It’s always been my practice to have music playing while I write, but then again, there is always music playing in my home so that shouldn’t seem odd. For me, the written word, like a musical score, has a certain syncopation to it, a vibratory tone that underscores what you read as you read it.
Often my writing is described as lyrical, and this is something I (unknowingly) have striven for over the years as I put words down. The writing always had to not only sound right, but feel right too, and that feeling wasn’t just from word choice but from sentence & paragraph structure which lent itself to a vibratory undertone.
In a recent interview with Lichen Craig I said it like this: Writing, like music, has a meter; when we find the pulse of it we are better able to connect with the reader. That pulse is different for a romantic scene than it is for say… a horrific scene.

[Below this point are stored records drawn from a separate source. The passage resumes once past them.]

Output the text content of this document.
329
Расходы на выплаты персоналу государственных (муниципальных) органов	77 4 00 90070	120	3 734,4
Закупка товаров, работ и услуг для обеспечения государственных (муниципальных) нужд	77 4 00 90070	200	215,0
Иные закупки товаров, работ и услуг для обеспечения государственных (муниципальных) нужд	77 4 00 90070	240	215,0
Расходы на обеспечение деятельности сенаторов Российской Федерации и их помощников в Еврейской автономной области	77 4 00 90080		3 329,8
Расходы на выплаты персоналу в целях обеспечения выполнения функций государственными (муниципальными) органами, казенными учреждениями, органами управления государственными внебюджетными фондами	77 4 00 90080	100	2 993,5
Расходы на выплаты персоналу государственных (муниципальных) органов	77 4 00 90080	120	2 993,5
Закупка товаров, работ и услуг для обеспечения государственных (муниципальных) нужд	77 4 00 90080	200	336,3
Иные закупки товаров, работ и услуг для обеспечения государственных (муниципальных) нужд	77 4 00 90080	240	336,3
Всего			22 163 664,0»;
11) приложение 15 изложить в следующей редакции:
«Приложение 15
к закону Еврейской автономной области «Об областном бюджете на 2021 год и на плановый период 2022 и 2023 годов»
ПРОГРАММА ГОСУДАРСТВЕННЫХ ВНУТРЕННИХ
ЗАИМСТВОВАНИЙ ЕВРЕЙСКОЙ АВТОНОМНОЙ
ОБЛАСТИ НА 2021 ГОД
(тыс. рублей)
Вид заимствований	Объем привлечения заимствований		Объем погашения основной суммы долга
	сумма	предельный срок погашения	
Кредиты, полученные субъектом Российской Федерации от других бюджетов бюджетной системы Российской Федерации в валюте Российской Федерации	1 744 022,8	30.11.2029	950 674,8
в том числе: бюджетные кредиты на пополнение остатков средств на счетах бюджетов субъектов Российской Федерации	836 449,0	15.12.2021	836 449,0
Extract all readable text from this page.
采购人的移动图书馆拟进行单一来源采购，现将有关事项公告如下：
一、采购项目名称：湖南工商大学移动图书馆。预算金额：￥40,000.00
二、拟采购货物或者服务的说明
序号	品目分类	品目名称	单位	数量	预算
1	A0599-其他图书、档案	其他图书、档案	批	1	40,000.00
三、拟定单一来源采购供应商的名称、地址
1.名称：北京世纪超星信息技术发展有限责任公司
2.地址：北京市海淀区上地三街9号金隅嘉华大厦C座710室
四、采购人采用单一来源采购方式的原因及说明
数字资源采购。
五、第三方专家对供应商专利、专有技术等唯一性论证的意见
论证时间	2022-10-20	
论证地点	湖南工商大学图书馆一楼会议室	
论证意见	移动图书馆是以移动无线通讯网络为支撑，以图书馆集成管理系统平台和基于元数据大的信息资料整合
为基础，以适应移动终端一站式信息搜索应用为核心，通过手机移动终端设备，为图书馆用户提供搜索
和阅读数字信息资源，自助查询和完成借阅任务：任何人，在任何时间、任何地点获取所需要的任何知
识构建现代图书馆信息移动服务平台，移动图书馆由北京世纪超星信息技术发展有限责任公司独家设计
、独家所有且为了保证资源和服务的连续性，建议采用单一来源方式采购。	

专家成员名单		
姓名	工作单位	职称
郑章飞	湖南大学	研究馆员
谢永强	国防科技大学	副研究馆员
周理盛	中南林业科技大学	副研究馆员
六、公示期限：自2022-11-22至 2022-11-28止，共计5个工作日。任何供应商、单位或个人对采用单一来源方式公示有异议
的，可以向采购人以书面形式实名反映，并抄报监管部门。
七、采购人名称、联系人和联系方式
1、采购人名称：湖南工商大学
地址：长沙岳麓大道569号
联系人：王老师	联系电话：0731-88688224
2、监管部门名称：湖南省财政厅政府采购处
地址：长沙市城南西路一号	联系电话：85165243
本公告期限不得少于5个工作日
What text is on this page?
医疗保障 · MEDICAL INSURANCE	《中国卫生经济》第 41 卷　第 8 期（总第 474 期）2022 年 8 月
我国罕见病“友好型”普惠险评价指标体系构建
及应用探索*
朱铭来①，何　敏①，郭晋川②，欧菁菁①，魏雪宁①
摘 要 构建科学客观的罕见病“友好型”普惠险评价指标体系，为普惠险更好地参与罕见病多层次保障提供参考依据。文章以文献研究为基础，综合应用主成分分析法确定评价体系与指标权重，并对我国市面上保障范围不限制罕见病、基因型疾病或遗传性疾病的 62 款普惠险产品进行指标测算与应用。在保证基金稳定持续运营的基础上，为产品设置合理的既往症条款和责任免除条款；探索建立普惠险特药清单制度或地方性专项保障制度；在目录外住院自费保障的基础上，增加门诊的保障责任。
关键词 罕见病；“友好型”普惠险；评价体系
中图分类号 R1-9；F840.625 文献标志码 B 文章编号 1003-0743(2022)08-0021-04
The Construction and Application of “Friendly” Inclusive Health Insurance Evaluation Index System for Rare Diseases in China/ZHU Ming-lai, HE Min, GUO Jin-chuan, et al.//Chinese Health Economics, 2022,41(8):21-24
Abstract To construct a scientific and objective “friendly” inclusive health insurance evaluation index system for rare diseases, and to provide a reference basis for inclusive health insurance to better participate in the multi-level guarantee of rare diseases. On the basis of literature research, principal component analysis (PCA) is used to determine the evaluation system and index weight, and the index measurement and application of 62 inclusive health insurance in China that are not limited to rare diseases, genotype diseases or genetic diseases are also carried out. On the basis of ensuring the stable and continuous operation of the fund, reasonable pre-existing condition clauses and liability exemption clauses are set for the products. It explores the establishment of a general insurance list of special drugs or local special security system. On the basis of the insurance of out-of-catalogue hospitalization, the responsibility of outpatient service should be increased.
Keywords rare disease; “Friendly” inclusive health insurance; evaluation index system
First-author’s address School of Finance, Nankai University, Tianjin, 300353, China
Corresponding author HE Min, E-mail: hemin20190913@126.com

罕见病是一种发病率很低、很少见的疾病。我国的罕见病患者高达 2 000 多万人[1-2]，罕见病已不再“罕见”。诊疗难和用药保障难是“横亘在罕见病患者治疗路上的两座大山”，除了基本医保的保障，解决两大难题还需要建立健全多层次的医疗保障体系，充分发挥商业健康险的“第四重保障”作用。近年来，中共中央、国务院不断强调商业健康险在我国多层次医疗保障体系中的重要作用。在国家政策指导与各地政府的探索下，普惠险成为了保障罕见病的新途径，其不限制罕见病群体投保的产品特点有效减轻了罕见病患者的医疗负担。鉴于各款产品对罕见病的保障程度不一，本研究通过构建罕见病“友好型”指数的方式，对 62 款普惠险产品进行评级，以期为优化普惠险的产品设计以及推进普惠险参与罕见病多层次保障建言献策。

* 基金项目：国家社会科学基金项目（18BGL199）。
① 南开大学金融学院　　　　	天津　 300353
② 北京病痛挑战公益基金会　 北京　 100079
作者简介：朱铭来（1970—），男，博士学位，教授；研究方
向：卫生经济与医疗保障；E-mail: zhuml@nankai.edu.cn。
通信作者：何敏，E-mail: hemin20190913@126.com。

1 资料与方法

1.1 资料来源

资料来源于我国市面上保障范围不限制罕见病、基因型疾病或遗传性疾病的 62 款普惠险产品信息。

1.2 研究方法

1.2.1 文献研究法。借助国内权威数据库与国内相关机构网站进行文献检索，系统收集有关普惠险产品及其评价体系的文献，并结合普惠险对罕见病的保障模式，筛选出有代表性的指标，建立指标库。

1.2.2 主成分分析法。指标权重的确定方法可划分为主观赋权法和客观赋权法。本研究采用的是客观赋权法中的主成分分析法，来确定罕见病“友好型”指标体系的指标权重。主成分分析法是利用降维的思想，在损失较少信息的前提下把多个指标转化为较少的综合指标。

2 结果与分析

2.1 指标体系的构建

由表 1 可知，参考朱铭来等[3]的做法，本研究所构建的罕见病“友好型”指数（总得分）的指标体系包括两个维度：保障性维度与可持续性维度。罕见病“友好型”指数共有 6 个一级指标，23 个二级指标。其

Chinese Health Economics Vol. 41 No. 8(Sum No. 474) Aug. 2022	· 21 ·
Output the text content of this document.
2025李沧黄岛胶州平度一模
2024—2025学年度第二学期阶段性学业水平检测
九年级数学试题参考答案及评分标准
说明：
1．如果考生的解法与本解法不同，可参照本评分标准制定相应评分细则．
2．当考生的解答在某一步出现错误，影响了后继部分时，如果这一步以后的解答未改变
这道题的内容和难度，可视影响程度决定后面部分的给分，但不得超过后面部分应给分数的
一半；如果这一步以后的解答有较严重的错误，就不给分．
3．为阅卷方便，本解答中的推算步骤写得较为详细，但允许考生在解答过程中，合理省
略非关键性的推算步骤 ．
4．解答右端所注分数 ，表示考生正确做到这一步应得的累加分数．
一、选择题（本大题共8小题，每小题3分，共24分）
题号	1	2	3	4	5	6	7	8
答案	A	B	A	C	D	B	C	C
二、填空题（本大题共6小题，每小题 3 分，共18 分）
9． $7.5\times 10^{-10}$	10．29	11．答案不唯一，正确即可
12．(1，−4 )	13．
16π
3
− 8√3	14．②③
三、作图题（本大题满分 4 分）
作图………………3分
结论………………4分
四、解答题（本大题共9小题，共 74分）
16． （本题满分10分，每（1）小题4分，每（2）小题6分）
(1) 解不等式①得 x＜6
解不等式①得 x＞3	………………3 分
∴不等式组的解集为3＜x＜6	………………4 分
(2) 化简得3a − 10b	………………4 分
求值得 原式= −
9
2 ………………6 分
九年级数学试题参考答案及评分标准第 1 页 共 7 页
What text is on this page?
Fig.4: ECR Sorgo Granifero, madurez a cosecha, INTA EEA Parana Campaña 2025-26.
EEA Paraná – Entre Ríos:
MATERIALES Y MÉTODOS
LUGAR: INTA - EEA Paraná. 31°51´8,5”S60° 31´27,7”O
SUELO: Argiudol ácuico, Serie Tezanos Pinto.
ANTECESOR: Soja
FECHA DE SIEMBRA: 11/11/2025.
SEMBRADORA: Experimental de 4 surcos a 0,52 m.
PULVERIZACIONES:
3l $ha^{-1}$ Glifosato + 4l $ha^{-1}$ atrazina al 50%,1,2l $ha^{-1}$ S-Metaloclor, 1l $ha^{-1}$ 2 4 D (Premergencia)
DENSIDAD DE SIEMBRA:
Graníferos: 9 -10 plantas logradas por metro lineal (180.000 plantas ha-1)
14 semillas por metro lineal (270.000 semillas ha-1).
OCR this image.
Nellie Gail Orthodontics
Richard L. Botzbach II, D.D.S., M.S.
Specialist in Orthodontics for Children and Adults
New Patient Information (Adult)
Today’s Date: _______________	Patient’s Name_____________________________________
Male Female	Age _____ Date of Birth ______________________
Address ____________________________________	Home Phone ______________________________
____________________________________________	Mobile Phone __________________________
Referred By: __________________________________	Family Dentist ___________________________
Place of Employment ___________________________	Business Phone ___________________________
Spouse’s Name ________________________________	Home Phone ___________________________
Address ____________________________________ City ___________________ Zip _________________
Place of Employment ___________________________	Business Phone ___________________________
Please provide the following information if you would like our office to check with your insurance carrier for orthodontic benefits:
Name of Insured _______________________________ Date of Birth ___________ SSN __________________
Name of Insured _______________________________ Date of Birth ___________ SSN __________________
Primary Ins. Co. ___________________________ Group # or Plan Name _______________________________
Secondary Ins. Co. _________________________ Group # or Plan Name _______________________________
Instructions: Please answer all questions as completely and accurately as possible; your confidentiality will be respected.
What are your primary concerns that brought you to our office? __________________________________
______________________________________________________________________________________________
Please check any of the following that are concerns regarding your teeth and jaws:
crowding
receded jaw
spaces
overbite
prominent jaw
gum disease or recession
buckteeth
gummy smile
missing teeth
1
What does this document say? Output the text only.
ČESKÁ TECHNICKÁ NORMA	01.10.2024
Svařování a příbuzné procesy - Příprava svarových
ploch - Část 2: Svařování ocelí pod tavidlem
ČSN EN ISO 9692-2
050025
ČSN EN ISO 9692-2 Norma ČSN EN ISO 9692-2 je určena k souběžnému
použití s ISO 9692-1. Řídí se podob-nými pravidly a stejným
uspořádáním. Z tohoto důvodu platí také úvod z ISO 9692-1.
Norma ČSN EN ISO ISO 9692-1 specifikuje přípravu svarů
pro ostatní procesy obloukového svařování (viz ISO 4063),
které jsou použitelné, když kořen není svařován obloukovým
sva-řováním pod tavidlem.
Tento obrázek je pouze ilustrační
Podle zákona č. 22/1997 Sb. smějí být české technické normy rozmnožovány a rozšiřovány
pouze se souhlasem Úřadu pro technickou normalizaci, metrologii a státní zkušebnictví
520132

With Rain, right from the very first, the book throws off anger in both its prose and in its meter. It’s not just the words that are angry, but the syncopation that subliminally disturbs. This is usually why I get such immediate feedback from new readers; they will either love it or hate it as it connects or repulses them.
I did a little investigation into this recently and found that it isn’t just something I came up with. (Not that smart by far.) Educators use music in schools. Research proves that music increases communicative and reasoning skills. The subliminally aural aspect of music’s effect can be seen from what is known as the ‘Mozart Effect,’ a term coined by Rauscher, Shaw and Ky in 1993.
According to author A.J. Humpage, the right music can do the following for writers:
- Help create atmosphere
- Help to stimulate the senses
- Foster creativity
- Help visualize scenes
- Aid in infusing narrative with heightened emotion and feeling
- Create impact
I honestly must admit that these are right on point with what I have tried to do with my own writing. (So kudos to you A.J.)
In writing my latest novel, Afflicted, there was an erotic scene I was working on and a certain song I was listening to at the time I was writing it. This song set the tempo and the rhythm of the mood that I was striving for so closely that I added a link to it within the e-book, hopefully allowing readers another level of interaction with the characters. (I haven’t heard too much back on that yet, so we’ll see.)
One of my reviewers seems to agree with me on this. When I got the review back on my 2nd novel, Listening to Dust, I noted a small annotation on the bottom and was informed that this was the song that the novel had evoked while reading. That fascinated me, particularly since I had used a song from another artist to create the emotional link for myself. But what it also reaffirmed (for me) was that the cognitive link between the written word and the musical one are not far apart at all; in fact they are fused in our brain, in the way we speak, in the way we communicate, and in the way we write.